Fly is a song by South Korean hip hop group Epik High, released on October 4, 2005 as one of the promoted tracks from their third studio album Swan Songs. It features singer Amin J., one of the vocalists of the R&B indie group Soulciety.

==Composition==
The song incorporates elements of R&B and electronica and utilizes a vocalist to sing the refrain in between Tablo and Mithra Jin's raps. The introduction includes scratching by turntablist DJ Tukutz, who performed live with the other members during their music program promotions. The lyrics were a departure from Epik High's trademark social commentary and instead offers encouragement to "those who are having a hard time in life that even those without wings can fly".

The music video features all three members acting in a realistic parody of a police hostage situation and was filmed in Gwangju. However, it was subsequently banned from being broadcast on terrestrial television networks due to "scenes that encourage juvenile delinquency".

==Reception==
The album was released with the expectation that it would be Epik High's final album due to the lack of commercial success of their first two albums. "Fly" unexpectedly became a hit due to its departure from the R&B or bubblegum pop that was more prevalent in mainstream Korean music at that time. Its success in the charts led Epik High to reconsider disbandment and spawned a reissue album and a Japanese remake. While it garnered them broader public recognition, the song also drew some backlash from the underground hip hop community for incorporating elements of pop music and collaborating with a singer rather than another rapper. The Epik High members acknowledged the criticism but reiterated their position on not being defined by any specific genre.

===Accolades===
"Fly" is the first song by a hip hop artist to win first place on a music program, having won on the very first episode of MBC's revamped Show! Music Core and went on to win a "Triple Crown".

Music program awards
Song: Program; Date
"Fly": Show!

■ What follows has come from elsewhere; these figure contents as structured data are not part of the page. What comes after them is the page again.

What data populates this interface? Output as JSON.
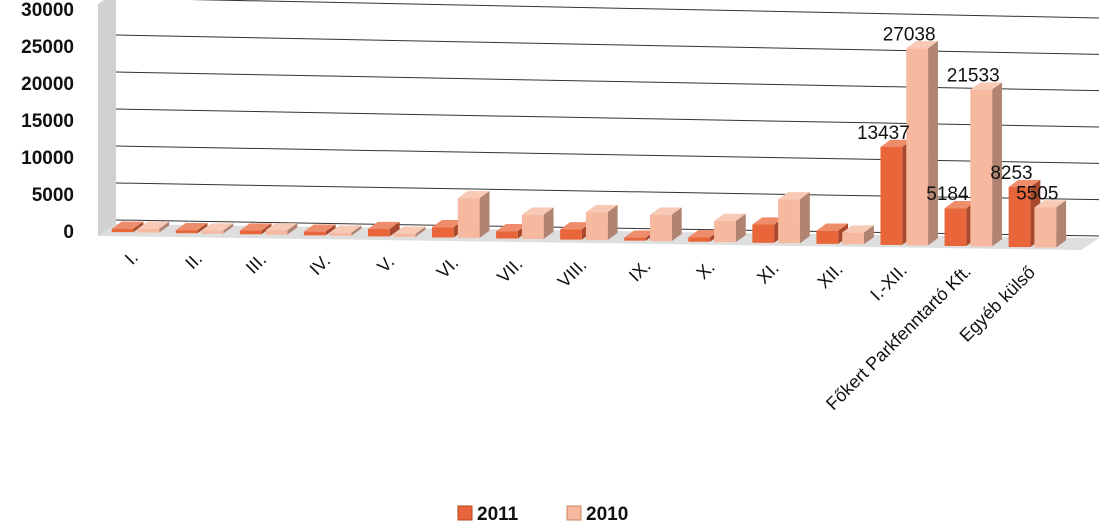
{
  "chart_data": {
    "type": "bar",
    "title": "",
    "xlabel": "",
    "ylabel": "",
    "categories": [
      "I.",
      "II.",
      "III.",
      "IV.",
      "V.",
      "VI.",
      "VII.",
      "VIII.",
      "IX.",
      "X.",
      "XI.",
      "XII.",
      "I.-XII.",
      "Főkert Parkfenntartó Kft.",
      "Egyéb külső"
    ],
    "series": [
      {
        "name": "2011",
        "values": [
          450,
          350,
          500,
          500,
          1000,
          1400,
          1000,
          1400,
          200,
          600,
          2500,
          1800,
          13437,
          5184,
          8253
        ]
      },
      {
        "name": "2010",
        "values": [
          500,
          400,
          600,
          300,
          400,
          5400,
          3300,
          3800,
          3600,
          2900,
          6000,
          1600,
          27038,
          21533,
          5505
        ]
      }
    ],
    "data_labels": [
      {
        "category": "I.-XII.",
        "series": "2011",
        "text": "13437"
      },
      {
        "category": "I.-XII.",
        "series": "2010",
        "text": "27038"
      },
      {
        "category": "Főkert Parkfenntartó Kft.",
        "series": "2011",
        "text": "5184"
      },
      {
        "category": "Főkert Parkfenntartó Kft.",
        "series": "2010",
        "text": "21533"
      },
      {
        "category": "Egyéb külső",
        "series": "2011",
        "text": "8253"
      },
      {
        "category": "Egyéb külső",
        "series": "2010",
        "text": "5505"
      }
    ],
    "y_ticks": [
      "0",
      "5000",
      "10000",
      "15000",
      "20000",
      "25000",
      "30000"
    ],
    "ylim": [
      0,
      30000
    ],
    "grid": true,
    "legend_position": "bottom",
    "colors": {
      "2011": "#e8663a",
      "2010": "#f6b89e",
      "floor": "#d6d6d6",
      "wall": "#bdbdbd"
    }
  }
}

Music Core; October 29, 2005
November 5, 2005
November 12, 2005
M Countdown: November 10, 2005
Inkigayo: November 27, 2005

Awards and nominations
Year: Organization; Category; Work; Result; Ref.
2005: Golden Disc Awards; Hip-Hop Award; "Fly"; Won
Melon Music Awards: Song of the Year; Won
Mnet KM Music Video Festival: Best Hip-Hop Performance; Won
2006: Korean Music Awards; Best Hip Hop Song; Nominated

==In popular culture==
The song was featured in the soundtrack of the video game FIFA 07 the following year.